Mais également, nombreux sont ces hommes ayant subi une atteinte profonde à leur honneur, une blessure narcissique inconsciente. Parmi eux, Jacques Rançon, le tueur de la gare de Perpignan. Celui-ci grandit dans un contexte incestueux, dont l’enfance est également marquée par un harcèlement scolaire important, du fait de son surpoids, entrainant une accumulation de frustrations et blessures. Ou encore Francis Heaulme, tueur en série français, dont le père alcoolique, corrige femme et enfants à coups de câble métallique. Maltraitance, harcèlement, éducation chaotique ou sexualité particulière, le passage à l’acte résulterait ainsi d’une multitude de déficiences accumulées au cours du temps. 

 

Néanmoins, l’existence de facteurs génétiques n’est pas négligeable, bien qu’elle soit minoritaire. Nous devons d’abord démentir les idées reçues du pervers surdoué, surclassant les tests d’intelligence. En effet, outre certains cas qui sont effectivement dotés d’une capacité intellectuelle supérieure, comme Michel Fourniret avec 128 de QI, la plupart de ces hommes sont brassés dans les résultats moyens, voire proches de la déficience cérébrale comme Jacques Rançon. 

 

De plus, il existe plusieurs syndromes génétiques, comme celui de Klinefelter dont souffre Francis Heaulme, une anomalie génétique masculine qui pourrait être vecteur d’une prédisposition au crime sexuel. En effet, le taux de criminalité présenté par les sujets est supérieur à celui de la population générale. Certaines études rapportent une corrélation positive avec le syndrome et un comportement violent et une attitude agressive. Les patients sont caractérisés par un manque de jugement, une incapacité à apprendre des erreurs passées et un déficit intellectuel.

 

Mais admettons que la génétique joue un rôle prépondérant face à celui des facteurs environnementaux dans l’indice de criminalité.
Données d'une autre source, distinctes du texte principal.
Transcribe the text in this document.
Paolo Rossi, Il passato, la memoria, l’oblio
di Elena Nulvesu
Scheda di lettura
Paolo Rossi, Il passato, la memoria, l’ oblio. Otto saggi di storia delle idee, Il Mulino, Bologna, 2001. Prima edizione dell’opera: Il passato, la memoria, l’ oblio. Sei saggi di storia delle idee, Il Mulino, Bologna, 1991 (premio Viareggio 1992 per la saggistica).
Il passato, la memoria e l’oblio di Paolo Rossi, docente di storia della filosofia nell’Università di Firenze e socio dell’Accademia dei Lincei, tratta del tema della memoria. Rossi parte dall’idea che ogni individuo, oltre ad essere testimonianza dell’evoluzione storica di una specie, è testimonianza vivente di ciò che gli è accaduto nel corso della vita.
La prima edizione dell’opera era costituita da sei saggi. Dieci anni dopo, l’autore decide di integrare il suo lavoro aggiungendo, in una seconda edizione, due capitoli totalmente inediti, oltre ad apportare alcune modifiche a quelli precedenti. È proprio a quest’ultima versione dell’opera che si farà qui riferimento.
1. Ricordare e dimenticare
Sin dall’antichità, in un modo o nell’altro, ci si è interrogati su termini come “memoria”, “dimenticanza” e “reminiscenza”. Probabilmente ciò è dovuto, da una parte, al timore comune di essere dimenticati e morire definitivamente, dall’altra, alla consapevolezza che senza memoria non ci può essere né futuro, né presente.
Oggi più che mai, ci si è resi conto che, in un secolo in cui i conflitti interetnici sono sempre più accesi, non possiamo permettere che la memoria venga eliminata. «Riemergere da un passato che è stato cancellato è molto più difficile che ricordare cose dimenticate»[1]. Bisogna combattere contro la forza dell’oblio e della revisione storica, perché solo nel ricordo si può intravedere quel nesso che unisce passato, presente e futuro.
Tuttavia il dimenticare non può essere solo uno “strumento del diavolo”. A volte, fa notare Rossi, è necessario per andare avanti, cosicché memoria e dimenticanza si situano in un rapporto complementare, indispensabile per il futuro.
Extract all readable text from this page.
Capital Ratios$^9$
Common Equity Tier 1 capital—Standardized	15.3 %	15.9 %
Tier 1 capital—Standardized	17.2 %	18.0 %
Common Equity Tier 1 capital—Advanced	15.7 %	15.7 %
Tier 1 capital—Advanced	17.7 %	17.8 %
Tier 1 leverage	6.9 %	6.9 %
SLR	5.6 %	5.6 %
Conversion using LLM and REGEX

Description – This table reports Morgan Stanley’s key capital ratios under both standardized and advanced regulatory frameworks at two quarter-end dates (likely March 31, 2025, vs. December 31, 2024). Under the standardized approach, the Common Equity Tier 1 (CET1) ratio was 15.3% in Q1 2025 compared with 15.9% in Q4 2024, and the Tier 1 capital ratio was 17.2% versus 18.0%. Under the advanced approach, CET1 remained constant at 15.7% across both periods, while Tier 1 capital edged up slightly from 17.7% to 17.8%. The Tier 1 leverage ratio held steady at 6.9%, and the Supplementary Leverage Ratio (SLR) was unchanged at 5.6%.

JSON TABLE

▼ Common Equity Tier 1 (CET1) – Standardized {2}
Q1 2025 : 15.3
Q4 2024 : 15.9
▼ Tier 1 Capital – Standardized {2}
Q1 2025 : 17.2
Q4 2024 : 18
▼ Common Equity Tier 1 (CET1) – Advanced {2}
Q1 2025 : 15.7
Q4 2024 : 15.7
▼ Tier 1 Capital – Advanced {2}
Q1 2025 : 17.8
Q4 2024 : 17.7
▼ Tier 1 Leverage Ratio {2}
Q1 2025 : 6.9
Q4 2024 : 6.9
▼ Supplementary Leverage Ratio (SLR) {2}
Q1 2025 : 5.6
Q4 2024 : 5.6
Alors par conséquent, l’Australie, qui a accueilli près de 160 000 bagnards sur son territoire du fait de la colonisation britannique et de la surpopulation des prisons anglaises, et dont 20% de la population descende aujourd’hui des anciens prisonniers, devrait avoir un indice de criminalité important. Mais en réalité, les résultats sont plus faibles qu’au Royaume Uni ou en France. De fait, l’impact génétique est presque nul. 

 

Ainsi, la prise en compte du facteur environnemental est importante pour la compréhension de l’auteur et de son histoire. Et bien que cela ne déresponsabilise et n’excuse en rien les actes commis, cela permet une compréhension éclairée de ce fameux passage à l’acte, et tenter de limiter les récidives. Cela offre une perspective nouvelle, car si l’impact génétique est très faible, l’influence majeure sur les facteurs extérieurs est porteuse d’espoir. 

 

On ne naît pas criminel, on le devient.